The primary outcome for Trial 3 was percent reduction from baseline of the final OCS dose during Weeks 24 to 28, while maintaining asthma control.
GLOSSARY
CLINICAL TRIAL: Voluntary research studies conducted in people and designed to answer specific questions about the safety or effectiveness of drugs, vaccines, other therapies, or new ways of using existing treatments.
COMPARATOR: A previously available treatment or placebo used in clinical trials that is compared to the actual drug being tested.
EFFICACY: How well the drug achieves the desired response when it is taken as described in a controlled clinical setting, such as during a clinical trial.

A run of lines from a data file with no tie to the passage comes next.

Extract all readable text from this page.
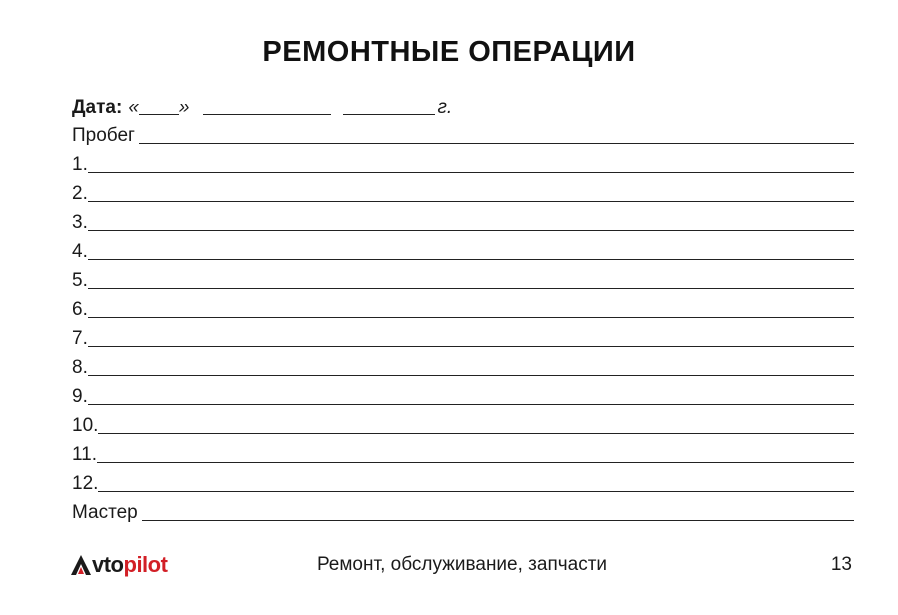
РЕМОНТНЫЕ ОПЕРАЦИИ
Дата: « »	г.
Пробег
1.
2.
3.
4.
5.
6.
7.
8.
9.
10.
11.
12.
Мастер
vto pilot	Ремонт, обслуживание, запчасти	13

PLACEBO: An inactive substance or “sugar pill” that looks the same as, and is given the same way as, an active drug or treatment being tested. The effects of the active drug or treatment are compared to the effects of the placebo.
SUBGROUP: A subset of the population studied in a clinical trial. Demographic subsets include sex, race, and age groups.